President Petro reveals plot for the purchase of the Pegasus spy program

The President of Colombia, Gustavo Petro,
Internet

Published at: 21/10/2024 11:14 PM

The president of Colombia, Gustavo Petro, confirmed several facts on Monday about the purchase of the Israeli software Pegasus, which would have been made with money seized from the drug dealer and in a “clandestine manner”.

“Indeed, two Israeli planes came to Colombia, and took off for Tel Aviv, in the days when, according to the report of the Israeli intelligence agency on money laundering, it said that they had taken the payments in cash and dollars to buy the Pegasus software in a clandestine manner,” wrote the president on the social network X.

The Telesur portal highlights that Petro made the comment following the publication of a news report that revealed the license plates and photos of the aircraft that traveled to Colombia to agree to buy the spy program, as well as the itineraries and names of the pilots who allegedly participated in the operation.

He adds that, according to data handled by Revista Raya, the planes landed twice in Bogotá, the Colombian capital: the first time, on June 25, 2021; and the second, on September 18 of that same year. At that time, the Presidency was occupied by the conservative Iván Duque.

On each of these flights, 5.5 million dollars in cash, seized in anti-drug operations, would have been transported, which helped Colombia to buy the spy program. The company NSO Group, which owns Pegasus, managed to deposit the total of the banknotes in the Hapoalim bank, the largest in Israel, according to the aforementioned magazine.
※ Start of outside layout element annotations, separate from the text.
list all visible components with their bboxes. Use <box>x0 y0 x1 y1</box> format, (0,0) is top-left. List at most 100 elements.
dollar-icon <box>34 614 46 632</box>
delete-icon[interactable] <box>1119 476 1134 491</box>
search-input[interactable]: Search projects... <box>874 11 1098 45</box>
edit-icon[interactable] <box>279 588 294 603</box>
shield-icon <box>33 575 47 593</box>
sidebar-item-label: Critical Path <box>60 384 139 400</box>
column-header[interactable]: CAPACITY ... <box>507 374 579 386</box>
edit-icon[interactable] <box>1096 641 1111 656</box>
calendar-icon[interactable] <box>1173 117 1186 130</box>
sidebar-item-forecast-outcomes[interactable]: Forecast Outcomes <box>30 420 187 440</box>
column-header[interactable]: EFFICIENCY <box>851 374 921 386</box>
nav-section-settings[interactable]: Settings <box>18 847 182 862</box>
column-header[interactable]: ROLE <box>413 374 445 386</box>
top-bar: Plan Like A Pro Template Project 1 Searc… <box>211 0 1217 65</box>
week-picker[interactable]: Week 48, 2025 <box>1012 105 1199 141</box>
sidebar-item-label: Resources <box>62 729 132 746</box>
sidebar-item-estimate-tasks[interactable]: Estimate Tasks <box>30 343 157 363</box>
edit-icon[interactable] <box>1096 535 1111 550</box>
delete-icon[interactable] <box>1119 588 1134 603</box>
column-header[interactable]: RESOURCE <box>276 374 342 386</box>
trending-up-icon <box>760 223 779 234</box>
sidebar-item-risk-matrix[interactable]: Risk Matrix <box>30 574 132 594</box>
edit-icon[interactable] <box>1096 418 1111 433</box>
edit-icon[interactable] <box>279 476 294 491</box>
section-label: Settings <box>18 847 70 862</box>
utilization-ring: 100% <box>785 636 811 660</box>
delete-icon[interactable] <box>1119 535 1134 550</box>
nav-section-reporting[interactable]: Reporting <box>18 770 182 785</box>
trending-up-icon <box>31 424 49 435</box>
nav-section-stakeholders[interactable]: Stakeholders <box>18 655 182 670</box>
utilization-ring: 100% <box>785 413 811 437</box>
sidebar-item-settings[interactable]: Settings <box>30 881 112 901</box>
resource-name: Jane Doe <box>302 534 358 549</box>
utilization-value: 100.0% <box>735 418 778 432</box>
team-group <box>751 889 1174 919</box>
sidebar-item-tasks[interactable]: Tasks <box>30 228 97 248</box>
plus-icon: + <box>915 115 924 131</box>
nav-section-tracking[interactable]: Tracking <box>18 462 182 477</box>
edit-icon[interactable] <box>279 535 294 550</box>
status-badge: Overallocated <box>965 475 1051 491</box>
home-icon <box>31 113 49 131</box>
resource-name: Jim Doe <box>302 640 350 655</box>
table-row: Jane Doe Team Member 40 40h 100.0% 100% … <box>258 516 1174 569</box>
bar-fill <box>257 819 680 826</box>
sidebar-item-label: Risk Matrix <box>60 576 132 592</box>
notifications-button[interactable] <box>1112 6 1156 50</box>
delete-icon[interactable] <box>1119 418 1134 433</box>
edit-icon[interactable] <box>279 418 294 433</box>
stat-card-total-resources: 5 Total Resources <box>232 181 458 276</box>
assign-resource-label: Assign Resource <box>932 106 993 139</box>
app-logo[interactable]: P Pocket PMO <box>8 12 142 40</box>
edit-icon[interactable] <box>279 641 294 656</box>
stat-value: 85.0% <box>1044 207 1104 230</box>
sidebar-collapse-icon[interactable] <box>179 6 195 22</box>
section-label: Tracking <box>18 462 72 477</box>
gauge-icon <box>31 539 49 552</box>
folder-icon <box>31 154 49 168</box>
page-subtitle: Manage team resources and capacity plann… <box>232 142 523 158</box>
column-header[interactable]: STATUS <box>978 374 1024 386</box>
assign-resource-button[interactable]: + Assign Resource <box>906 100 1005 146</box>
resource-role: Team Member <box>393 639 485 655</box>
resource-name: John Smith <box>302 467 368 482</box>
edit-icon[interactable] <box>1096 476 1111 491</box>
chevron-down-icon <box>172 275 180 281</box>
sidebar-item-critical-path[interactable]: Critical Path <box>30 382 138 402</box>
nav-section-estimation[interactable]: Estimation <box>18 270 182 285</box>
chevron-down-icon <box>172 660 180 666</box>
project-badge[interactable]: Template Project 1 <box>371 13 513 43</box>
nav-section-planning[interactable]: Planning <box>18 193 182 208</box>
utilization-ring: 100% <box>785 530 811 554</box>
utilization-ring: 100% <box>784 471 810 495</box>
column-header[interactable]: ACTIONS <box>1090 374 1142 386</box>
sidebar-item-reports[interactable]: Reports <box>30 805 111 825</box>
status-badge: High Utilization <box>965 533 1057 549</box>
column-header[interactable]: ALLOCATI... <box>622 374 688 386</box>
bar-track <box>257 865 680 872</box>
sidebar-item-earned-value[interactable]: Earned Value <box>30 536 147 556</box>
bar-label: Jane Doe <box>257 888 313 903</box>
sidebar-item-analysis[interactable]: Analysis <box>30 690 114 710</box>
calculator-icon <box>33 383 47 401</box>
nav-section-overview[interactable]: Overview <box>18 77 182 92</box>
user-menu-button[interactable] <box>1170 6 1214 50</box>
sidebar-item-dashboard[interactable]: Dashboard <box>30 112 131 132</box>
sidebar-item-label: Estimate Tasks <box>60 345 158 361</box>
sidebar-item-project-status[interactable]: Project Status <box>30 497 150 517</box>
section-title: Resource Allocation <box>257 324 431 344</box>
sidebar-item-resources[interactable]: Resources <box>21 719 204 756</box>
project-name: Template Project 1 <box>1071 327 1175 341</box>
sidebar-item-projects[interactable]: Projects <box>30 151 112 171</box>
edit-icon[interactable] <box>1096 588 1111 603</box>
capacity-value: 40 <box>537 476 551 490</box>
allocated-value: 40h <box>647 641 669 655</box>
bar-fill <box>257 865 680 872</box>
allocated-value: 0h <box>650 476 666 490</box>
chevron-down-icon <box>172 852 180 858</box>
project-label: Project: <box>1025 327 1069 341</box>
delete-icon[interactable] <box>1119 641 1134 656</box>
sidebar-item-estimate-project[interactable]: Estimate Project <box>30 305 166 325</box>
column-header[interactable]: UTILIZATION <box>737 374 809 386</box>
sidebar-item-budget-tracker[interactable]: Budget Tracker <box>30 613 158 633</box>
The journalistic investigation assures that the pilot of the first plane, an M-AGGB bomber, is called Amir Sade, an Israeli linked to the military industry and an expert in integrating software and hardware products.

The second aircraft, a private jet with registration number T7CPX, was allegedly flown by Yaniv Hait, an Israeli citizen who allegedly served his country's Air Force for more than ten years and who was currently working for Yaas, a Franco-Moroccan company dedicated to information systems.

Apparently, the pilot would have traveled with seven other people, whose names are in the possession of the portal that made the findings.

Clash with the media

In response to the release of this information, Petro confirmed that both aircraft landed in hangars of the Colombian National Police, coming from Punta Cana (Dominican Republic).

“I hope that the National Police will keep a record of the arrival of these flights and of their members arriving and departing. I have held many very sensitive debates in Congress and no one, absolutely no one, can say that I lied,” said the Colombian president, before throwing a hard dart at the media that have tried to distort information about this negotiation. He called these media companies “establishment propagandists”.

In the president's opinion, some media have disrespected his legal right to “declassify secret information if the human rights of Colombians are endangered”, while they published in full information obtained irregularly through espionage.

“The Pegasus software was brought to spy on Colombia's popular youth leadership and the opposition and their communications for more than six months, which was then fully published by an extreme right wing magazine. A 'Watergate', including money laundering, of monumental size,” he said.

The case involves a scandal of several dimensions, since not only would it have been done in a clandestine manner, but the money seized from drug trafficking was not declared in Colombia, so it could be considered as money laundering.

Petro announced that the names of the people who got on the planes “will be passed” to the Office of the Attorney of the Nation, while ordering that all State entities that have sensitive information about those involved make them available to the prosecuting body.